Given a field $\vec{F} = <F_x,F_y,F_z>$; If a potential can be defined at any point, then the field is necessarily conservative and we can use any path to find the potential. I'll consider moving along the axes. Thus, from an arbitrary starting point $(0,0,0)$, integrating first along the x-axis (where $y$, $z$ are constants), then along the y-axis, then the z-axis, should give the potential associated with an arbitrary point $(x,y,z)$.

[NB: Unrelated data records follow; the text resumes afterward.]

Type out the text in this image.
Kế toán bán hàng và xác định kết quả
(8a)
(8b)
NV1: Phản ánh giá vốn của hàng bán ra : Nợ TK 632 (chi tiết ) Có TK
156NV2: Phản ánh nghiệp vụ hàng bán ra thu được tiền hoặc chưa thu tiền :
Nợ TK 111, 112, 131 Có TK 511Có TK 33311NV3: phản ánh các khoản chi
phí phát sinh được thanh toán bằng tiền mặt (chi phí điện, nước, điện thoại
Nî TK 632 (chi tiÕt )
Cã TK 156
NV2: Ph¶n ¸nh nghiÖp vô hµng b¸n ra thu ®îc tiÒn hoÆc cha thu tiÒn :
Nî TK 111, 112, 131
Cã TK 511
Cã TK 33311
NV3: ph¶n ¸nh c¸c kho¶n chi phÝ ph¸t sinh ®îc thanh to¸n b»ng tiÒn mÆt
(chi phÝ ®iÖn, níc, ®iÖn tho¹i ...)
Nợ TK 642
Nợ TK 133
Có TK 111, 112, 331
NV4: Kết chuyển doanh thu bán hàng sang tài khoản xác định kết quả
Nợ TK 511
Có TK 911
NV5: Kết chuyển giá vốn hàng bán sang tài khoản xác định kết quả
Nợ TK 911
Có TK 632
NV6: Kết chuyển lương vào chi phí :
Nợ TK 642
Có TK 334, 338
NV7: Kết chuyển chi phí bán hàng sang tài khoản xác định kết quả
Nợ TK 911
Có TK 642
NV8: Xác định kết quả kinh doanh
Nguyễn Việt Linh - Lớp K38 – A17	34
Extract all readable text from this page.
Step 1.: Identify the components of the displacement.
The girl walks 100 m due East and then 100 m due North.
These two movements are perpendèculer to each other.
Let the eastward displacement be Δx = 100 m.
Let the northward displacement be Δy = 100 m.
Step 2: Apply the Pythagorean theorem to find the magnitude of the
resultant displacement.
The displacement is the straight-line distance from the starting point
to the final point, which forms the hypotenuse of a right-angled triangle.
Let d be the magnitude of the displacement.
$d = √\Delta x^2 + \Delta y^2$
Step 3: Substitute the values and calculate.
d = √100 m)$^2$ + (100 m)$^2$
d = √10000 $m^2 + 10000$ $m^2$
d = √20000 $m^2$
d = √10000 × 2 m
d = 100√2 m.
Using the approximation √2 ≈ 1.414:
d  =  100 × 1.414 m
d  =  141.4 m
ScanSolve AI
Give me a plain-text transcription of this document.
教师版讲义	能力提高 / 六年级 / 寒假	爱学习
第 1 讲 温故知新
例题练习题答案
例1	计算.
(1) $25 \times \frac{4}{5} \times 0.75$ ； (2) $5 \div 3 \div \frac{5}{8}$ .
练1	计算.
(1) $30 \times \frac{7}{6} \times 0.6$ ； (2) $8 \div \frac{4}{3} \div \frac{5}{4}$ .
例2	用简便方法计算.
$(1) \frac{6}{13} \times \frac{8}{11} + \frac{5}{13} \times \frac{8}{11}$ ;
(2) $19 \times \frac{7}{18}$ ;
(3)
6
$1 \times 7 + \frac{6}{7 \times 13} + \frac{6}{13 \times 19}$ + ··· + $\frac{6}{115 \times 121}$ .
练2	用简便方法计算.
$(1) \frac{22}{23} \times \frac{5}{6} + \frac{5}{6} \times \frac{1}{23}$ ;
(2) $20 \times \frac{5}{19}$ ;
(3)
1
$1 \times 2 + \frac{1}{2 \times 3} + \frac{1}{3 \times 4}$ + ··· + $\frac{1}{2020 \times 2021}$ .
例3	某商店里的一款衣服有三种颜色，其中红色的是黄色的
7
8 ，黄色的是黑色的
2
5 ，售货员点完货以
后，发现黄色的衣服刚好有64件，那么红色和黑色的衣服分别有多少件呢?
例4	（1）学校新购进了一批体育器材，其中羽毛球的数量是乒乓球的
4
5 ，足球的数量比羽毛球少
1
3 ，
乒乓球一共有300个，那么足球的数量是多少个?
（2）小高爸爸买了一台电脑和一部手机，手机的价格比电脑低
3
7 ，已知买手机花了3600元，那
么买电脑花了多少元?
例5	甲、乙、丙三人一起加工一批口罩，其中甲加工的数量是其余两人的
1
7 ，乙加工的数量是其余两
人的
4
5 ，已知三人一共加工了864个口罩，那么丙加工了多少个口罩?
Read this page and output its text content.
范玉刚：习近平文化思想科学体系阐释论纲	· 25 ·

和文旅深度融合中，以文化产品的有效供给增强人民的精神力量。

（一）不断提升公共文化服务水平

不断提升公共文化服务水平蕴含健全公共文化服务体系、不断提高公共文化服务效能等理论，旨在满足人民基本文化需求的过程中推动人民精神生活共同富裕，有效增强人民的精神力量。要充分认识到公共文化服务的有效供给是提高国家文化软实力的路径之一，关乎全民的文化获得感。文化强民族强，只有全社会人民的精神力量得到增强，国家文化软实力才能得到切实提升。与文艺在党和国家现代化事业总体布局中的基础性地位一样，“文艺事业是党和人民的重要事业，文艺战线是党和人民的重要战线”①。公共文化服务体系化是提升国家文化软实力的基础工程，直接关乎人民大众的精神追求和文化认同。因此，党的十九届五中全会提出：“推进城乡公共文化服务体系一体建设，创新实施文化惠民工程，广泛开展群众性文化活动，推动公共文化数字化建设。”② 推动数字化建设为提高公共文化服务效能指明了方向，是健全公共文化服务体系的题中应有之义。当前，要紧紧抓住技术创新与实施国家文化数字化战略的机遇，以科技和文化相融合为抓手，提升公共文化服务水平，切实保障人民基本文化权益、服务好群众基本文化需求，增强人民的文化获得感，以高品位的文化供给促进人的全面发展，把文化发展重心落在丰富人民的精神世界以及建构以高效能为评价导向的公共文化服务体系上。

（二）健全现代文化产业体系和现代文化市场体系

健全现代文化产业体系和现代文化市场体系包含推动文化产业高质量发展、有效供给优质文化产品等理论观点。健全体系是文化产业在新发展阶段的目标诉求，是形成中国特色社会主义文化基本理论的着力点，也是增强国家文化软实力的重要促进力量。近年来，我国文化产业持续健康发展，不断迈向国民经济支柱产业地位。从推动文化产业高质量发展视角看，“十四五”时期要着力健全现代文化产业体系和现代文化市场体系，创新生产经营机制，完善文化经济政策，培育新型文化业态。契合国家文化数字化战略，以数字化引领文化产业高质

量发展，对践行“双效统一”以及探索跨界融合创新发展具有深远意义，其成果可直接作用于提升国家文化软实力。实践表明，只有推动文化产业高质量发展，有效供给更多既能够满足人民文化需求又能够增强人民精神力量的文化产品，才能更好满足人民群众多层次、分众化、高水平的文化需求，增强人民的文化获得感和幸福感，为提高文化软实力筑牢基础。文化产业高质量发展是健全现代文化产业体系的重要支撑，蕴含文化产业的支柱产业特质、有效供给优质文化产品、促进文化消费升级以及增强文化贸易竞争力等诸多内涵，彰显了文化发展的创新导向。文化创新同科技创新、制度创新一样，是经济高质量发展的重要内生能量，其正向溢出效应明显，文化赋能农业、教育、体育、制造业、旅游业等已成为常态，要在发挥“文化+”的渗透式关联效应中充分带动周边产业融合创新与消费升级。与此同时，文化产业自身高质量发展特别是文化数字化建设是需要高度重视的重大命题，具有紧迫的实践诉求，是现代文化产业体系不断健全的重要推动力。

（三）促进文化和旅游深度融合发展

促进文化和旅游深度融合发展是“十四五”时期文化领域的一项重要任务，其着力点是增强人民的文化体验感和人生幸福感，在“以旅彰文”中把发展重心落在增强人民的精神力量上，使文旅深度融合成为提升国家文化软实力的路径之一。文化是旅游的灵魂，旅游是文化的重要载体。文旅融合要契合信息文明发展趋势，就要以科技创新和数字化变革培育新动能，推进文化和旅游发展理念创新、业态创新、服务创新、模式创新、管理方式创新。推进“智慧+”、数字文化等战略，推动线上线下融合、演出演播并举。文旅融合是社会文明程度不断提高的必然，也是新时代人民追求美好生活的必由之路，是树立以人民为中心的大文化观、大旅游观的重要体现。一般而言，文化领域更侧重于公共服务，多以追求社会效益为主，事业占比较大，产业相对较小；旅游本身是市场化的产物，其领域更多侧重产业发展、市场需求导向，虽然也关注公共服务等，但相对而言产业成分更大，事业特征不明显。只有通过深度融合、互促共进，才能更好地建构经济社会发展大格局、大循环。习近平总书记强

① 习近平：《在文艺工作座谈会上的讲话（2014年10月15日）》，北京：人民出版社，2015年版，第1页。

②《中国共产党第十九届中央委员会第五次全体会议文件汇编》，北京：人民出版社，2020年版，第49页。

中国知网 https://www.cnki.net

I.e., $-U = \int_0^x F_xdx + \int_0^y F_ydy + \int_0^z F_zdz$ which is of course, $U(x,y,z) = -\int{\vec{F}\cdot <dx,dy,dz>}$
Now, I know that this doesn't work (eg given below), and I also know how to solve the question correctly from Mark Viola's answer to another question on here. I also understand why that solution works. But why doesn't this?
example
$\vec{F} = <4xy, 2x^2>$, thus $U = -\int_{(0,0)}^{(x,0)}4xydx + -\int_{(x,0)}^{(x,y)}2x^2dy =-\int_0^{(x,y)} \vec{F}\cdot <dx,dy>$
$U = -\int_0^x 4xydx + -\int_0^y 2x^dy = -2x^2y + -2x^2y + C = -4x^2y + C$
but if you verify using $\vec{F} = -\nabla\cdot U$, we don't get the original $\vec{F}$ back.